June 10, 2016

Genmaicha Microwave Noodle Soup

Noodle Soup Ingredients

Last week, I had the TOTAL JOY of taking over the WHOLE30 recipe account for all seven days. And if you don’t already follow them, you should definitely head over now, because I posted over 20 recipes. All low-sodium and full of flavor. And all so easy that you could make them on a busy Wednesday. OR…even your office kitchen.

Which brings me to the GENMAICHA MICROWAVE NOODLE SOUP. One of my favorite recipes from my new book, LOW-SO GOOD: A Guide to Real Food, Big Flavor, and Less Sodium. Which will hit stores and your mailbox next week!!! So order a copy today. Especially if you have a father-dude in your life who could use some more whole foods/smoked fish dip/beef roast/or BACON in his life. Or in other words, it makes the perfect Father’s Day Gift.

But back to this soup and your office microwave. My main goal in writing this book (versus MY FIRST BOOK), was to give you tools to make and find and enjoy great low-sodium food wherever you might go. That includes your kitchen, weddings, dates, travels, and of course, work. Which often is one of the more difficult places to find low-so options because we either bring takeout to the desk or eat out with peers and clients, versus taking the time to prepare and pack something the night before.

Don’t worry, though, because the answer does not (just) lie in prepping food on Sunday or making that big beef roast ahead of time for meals to come — although, that is a great solution, too. The easiest answer lies in coming up with better, low-so ways to use the few things your office kitchen may have on hand. Like, the almighty microwave.

Finished Noodle

Just because a low-so requires ditching processed foods — including that high sodium ramen — it doesn’t mean you need to ditch the microwave for convenient work meals. With a few ingredients, a microwave safe container, and water, you can make a savory soup in minutes. The trick? Genmaicha, made from green tea and toasted rice, which contains natural umami and acts as a spill-proof, portable broth. Double win.

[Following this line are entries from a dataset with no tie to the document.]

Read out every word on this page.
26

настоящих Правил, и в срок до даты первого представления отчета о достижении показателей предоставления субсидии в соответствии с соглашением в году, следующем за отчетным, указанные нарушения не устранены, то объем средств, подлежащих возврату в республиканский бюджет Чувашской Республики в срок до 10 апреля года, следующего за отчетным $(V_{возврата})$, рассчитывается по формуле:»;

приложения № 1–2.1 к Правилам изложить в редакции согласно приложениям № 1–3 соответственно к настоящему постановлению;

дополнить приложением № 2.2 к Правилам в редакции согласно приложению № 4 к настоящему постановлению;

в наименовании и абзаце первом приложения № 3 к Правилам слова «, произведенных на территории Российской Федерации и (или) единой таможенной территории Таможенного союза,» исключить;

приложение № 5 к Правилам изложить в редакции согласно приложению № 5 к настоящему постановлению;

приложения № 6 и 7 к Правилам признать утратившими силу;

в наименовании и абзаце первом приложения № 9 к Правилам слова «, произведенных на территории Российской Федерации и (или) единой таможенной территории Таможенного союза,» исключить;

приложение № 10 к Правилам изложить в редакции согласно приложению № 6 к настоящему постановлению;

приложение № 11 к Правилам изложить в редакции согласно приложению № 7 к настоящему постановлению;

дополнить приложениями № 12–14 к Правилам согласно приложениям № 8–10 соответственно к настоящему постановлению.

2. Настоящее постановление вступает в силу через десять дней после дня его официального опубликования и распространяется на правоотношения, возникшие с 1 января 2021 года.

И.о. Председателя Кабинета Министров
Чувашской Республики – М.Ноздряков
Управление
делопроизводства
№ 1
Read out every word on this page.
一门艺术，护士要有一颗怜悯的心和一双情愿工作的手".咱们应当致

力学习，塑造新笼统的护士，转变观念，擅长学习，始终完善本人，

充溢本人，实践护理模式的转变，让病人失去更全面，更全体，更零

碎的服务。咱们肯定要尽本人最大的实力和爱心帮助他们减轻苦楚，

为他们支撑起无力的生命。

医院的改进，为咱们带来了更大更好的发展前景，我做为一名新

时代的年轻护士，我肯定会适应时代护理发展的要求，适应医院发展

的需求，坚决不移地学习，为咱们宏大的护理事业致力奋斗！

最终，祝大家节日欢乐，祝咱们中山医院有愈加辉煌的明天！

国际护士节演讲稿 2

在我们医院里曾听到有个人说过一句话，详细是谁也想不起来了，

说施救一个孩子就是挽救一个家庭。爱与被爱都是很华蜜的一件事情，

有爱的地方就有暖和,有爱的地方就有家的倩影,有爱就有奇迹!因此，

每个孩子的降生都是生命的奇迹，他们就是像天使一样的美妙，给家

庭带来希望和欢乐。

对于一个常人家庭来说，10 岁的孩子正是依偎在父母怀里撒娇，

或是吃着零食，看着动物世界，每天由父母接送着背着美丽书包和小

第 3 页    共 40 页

And remember, you are the boss here. So use whatever you have on hand. Below I’ve suggested mostly raw ingredients for convenience. But you can also add cooked noodles and cooked proteins (like the extra bonus QUICKIE SHREDDED CHICKEN which is also in the new book, below). As well as other spices, fresh herbs, and types of tea (ginger!).

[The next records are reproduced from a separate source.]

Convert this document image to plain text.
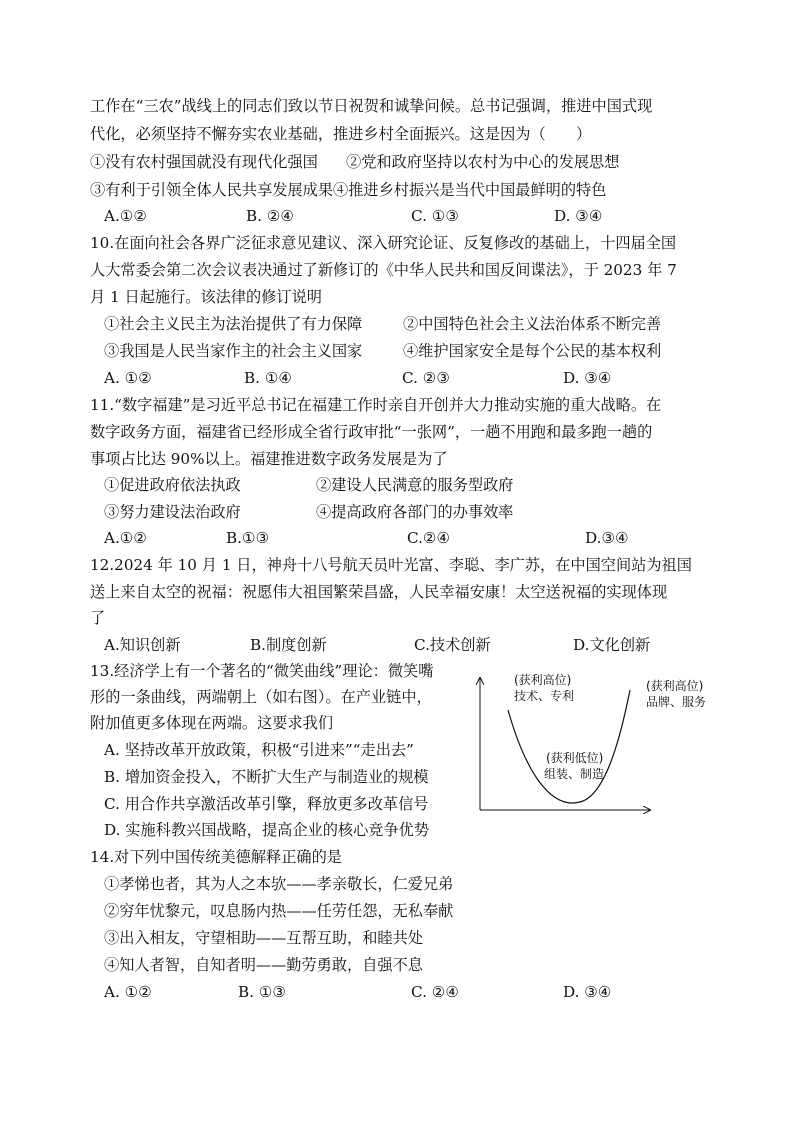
工作在“三农”战线上的同志们致以节日祝贺和诚挚问候。总书记强调，推进中国式现
代化，必须坚持不懈夯实农业基础，推进乡村全面振兴。这是因为（　　）
①没有农村强国就没有现代化强国 ②党和政府坚持以农村为中心的发展思想
③有利于引领全体人民共享发展成果④推进乡村振兴是当代中国最鲜明的特色
A.①②	B. ②④	C. ①③	D. ③④
10.在面向社会各界广泛征求意见建议、深入研究论证、反复修改的基础上，十四届全国
人大常委会第二次会议表决通过了新修订的《中华人民共和国反间谍法》，于 2023 年 7
月 1 日起施行。该法律的修订说明
①社会主义民主为法治提供了有力保障	②中国特色社会主义法治体系不断完善
③我国是人民当家作主的社会主义国家	④维护国家安全是每个公民的基本权利
A. ①②	B. ①④	C. ②③	D. ③④
11.“数字福建”是习近平总书记在福建工作时亲自开创并大力推动实施的重大战略。在
数字政务方面，福建省已经形成全省行政审批“一张网”，一趟不用跑和最多跑一趟的
事项占比达 90%以上。福建推进数字政务发展是为了
①促进政府依法执政	②建设人民满意的服务型政府
③努力建设法治政府	④提高政府各部门的办事效率
A.①②	B.①③	C.②④	D.③④
12.2024 年 10 月 1 日，神舟十八号航天员叶光富、李聪、李广苏，在中国空间站为祖国
送上来自太空的祝福：祝愿伟大祖国繁荣昌盛，人民幸福安康！太空送祝福的实现体现
了
A.知识创新	B.制度创新	C.技术创新	D.文化创新
13.经济学上有一个著名的“微笑曲线”理论：微笑嘴
形的一条曲线，两端朝上（如右图）。在产业链中，
附加值更多体现在两端。这要求我们
A. 坚持改革开放政策，积极“引进来”“走出去”
B. 增加资金投入，不断扩大生产与制造业的规模
C. 用合作共享激活改革引擎，释放更多改革信号
D. 实施科教兴国战略，提高企业的核心竞争优势
(获利高位)
技术、专利
(获利高位)
品牌、服务
(获利低位)
组装、制造
14.对下列中国传统美德解释正确的是
①孝悌也者，其为人之本欤——孝亲敬长，仁爱兄弟
②穷年忧黎元，叹息肠内热——任劳任怨，无私奉献
③出入相友，守望相助——互帮互助，和睦共处
④知人者智，自知者明——勤劳勇敢，自强不息
A. ①②	B. ①③	C. ②④	D. ③④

With that, let’s get this soup party started. I’d love to hear what you decide to put in yours! Comment below! Send to friends who like sou. Or microwaves. Or lunch. And remember, order LOW-SO GOOD today so that it’s in your hands next Tuesday! And you’re eating better food by Wednesday. In the meantime, feel free to check out some other sneak peek recipes and GIVEAWAYS (and very sweet write-ups) by a few friends: The Recipe Renovator, The Healthy Apple, Weelicious, and the crew at Food52 (here, here, and here). More fun to come next week.

LowSoGood_CVR_front copy


Serves YOU (lucky!)

  • 1 green tea bag
  • Zucchini, carrot, daikon noodles
  • Thinly sliced bok choy
  • Thinly sliced shiitake mushrooms
  • Spices (all optional): pinches of red pepper flakes, salt-free garlic powder, crushed szechuan pepper, sesame seeds, whole coriander seed
  • Boiling water, about 1 cup
  • Other additions: cooked chicken, beef, shrimp, fresh herbs, seaweed (read labels!) cut into small confetti-like strips

Before work, pack everything but the water into a heat safe container or large mason jar with lid. Then, 10 minutes before lunch, add the boiled water to the container and let the tea bag steep for 5 to 8 minutes. Remove the tea bag and reheat the soup in the microwave for 1 minute intervals until it reaches desired temperature and zoodles have desired texture.


  • 2 tsp cumin
  • 2 tsp smoked paprika
  • 1/2 tsp salt-free garlic powder
  • 1/2 tsp ground mustard
  • 1/2 tsp salt-free chili powder or red pepper flakes
  • 1/4 cup orange juice
  • 1/4 no-salt-added tomato puree or apricot jam
  • 2 Tbsp apple cider vinegar
  • 1 1/4 lb boneless, skinless chicken breasts or thighs

In a small bowl, stir together the spices. Set aside.

In a large lidded saucepan or dutch oven over medium-high heat, add the orange juice, tomato puree, vinegar, and half of the spice mix. Stir to combine. Add the chicken and enough water to cover. Put on the lid, bring to a boil, and cook for 5 mnutes. Turn the heat to low and simmer, still covered!, until the chicken easily pulls apart with the tug of two forks, about 18 to 20 minutes.

Transfer the chicken to a medium bowl and use the two forks to shred the meat. Or just use a knife to slice into thin strips. Add in the remaining spice mixture and 1/2 cup of the cooking liquid. Mix until combined.

Store in an airtight container in the fridge for up to 4 days. And don’t forget to save (or freeze!) that cooking liquid to use like broth in a pot of beans, stew, rice, or even sauteed greens.